Friday, January 14, 2005

Competition in Capitalism, Melville and Office Space

A discussion of Herman Melville's Bartleby the Scrivener got me to thinking about capitalism: the indignity of wage labor, the totalitarian nature of corporations, the waste and destructiveness, and so on. That in turn got me to thinking about one of the best arguments in the pro-capitalists' arsenal: The idea of competition producing superior knowledge and production. I can think of roughly three answers.
1) This is, at best, a footnote. If sacrificing competition to gain cooperation, non-adversarial work roles, democracy in the workplace, and an end to externalities and commodity fetishism, the impact of a loss of competition would be negligible. Most of the impacts of competition (i.e. higher wages, lower prices for products, higher quality) are in fact simply alleviators for markets' destructive aspects. Every actor in a market has the interest to see every other actor do worse; in technical terms, markets are "zero sum". That means that a firm has every interest in externalizing costs onto others, reducing the wages of its workers, acquiring additional power by leveraging amassed profit for psychic warfare (i.e. advertising) and bids for the public sector (i.e. campaign contributions), reducing the cost of production, raising the cost of products, and similar. Competition encourages the opposite, in general (except for the case of externalities, regulatory capture incentive and psychic warfare). I've sen very little material on how much competition does in terms of unique benefits. For example, a lot of good R&D is done where one would expect it to be done: state-subsidized universities.
2) Insofar as competition may have positive effects, cooperation is equally likely to produce positive effects. Here's a list of reasons: a) Research is best done when scientists and researchers are able to network information b) If 8 food companies had different aspects to make a good recipe, the social good would be best served if they could share their advances. c) Balancing comparative advantage and autarky intelligently requires some degree of rational planning
3) Competition doesn't necessarily manifest fully in capitalism either. Because workers and managers have every interest in extorting as much as they can from the capitalist, their competition is intrafirm, not interfirm. Anyone can recognize that that competition is economically inefficient, but it also reduces the net amount of competition. A firm that truly was innvoative thanks to competition would have to have a high degree of motivation internal to it.
I don't see why parecon wouldn't have competition. Because pay is keyed to effort, people may compete to demonstrate effort. Parecon could also easily include rewards for more effective compliance given from an industry to an individual exemplary workplace.

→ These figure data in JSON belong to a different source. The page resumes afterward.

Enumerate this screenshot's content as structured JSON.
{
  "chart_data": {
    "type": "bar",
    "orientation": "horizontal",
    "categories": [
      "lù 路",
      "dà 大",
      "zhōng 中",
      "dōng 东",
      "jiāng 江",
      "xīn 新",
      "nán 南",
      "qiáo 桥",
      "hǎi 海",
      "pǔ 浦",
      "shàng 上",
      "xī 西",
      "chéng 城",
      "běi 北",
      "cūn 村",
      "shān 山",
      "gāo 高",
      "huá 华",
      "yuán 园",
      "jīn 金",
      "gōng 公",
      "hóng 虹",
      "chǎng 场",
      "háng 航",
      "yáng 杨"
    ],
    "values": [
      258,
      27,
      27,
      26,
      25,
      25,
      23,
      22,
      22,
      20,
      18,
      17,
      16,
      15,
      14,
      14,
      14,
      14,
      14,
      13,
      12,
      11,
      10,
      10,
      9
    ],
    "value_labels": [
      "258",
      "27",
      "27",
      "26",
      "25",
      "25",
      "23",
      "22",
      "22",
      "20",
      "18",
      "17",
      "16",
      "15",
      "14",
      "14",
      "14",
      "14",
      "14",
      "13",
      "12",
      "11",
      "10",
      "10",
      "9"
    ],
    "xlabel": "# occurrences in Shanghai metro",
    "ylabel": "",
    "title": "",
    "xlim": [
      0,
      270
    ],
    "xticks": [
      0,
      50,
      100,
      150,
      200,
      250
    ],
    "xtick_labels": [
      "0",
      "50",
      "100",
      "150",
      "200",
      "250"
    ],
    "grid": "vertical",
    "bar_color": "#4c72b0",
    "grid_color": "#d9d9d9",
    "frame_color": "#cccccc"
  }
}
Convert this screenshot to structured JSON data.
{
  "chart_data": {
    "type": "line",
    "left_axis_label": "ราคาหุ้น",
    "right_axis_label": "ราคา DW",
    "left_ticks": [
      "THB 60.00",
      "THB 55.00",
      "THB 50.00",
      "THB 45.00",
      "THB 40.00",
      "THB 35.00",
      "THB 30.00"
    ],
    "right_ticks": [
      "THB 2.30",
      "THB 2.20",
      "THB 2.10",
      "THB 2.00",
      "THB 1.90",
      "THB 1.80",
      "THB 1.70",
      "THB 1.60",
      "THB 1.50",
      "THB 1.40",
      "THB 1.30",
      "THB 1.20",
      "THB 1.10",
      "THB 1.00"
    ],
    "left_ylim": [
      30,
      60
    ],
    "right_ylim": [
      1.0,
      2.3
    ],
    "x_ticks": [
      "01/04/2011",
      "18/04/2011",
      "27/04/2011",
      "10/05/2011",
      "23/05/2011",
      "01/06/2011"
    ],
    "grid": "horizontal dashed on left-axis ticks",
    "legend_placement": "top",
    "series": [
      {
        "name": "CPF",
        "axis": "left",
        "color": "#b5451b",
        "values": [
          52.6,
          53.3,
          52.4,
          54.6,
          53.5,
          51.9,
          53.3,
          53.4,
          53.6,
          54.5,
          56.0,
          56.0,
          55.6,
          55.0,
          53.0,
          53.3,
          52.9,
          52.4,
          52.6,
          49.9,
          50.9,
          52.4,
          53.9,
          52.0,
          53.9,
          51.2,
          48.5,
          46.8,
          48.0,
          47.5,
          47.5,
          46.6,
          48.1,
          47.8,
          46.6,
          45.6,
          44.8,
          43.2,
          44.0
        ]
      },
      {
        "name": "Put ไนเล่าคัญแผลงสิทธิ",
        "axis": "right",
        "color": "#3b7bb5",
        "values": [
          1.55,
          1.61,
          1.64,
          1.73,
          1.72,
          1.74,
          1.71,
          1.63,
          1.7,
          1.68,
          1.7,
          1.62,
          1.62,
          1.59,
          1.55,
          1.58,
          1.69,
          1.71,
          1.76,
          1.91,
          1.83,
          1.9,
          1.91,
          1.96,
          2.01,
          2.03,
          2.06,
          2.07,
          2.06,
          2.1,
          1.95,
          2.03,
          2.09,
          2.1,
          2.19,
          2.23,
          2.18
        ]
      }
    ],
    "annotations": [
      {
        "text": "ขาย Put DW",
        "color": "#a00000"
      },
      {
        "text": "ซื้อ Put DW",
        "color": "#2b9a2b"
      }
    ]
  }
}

I also was thinking of Office Space and Bartleby, both having archetypal American slacker characters. During discussion, an Asian student in our class commented about Bartleby's boss that "He doesn't have an obligation to tell his worker what to do." No, he sort of does: if you are going to be a boss, be a boss. The reason why Bartleby is so disarming is that he says "I don't want to do any of the shit you're telling me to, I don't want to be a machine, I'll do it of you tell me to do it and drop the bullshit." It's an example of passive resistance which involves uncloaking the brutality of the system and saying, "If you're going to do this, do it honestly." It forces people to face the magnitude of what they are doing.
I have had numerous interactions with Asian immigrants who seem to have internalized, without thinking (and this is true of the society writ large, but even more so regarding this group), capitalist values. A lot of Asian philosophy (Bushido, Confucianism, etc.) has a lot of great stuff about societal duty, but it also has nasty aspects of subverting one's interest to masters and patriarchs. As Buddhism and Taoism tell us, it's not money or "success" as defined by society that's important, it's your ethical character, and that ethical character involves not being complicit in oppression such as telling others what to do.
Bartleby is clearly intelligent and was motivated at one point, but he doesn't want to work for someone else. Like Peter Gibbons, he wants to do work of some kind, but he wants to have it feel authentic and real to him, coming from the source of his own inspiration. This is, of course, not new to philosophy: Humboldt, Rousseau, Kant, and most of the Enlightenment had this same idea, of wanting to develop one's own initiatives and control of labor and life without external command or guidance.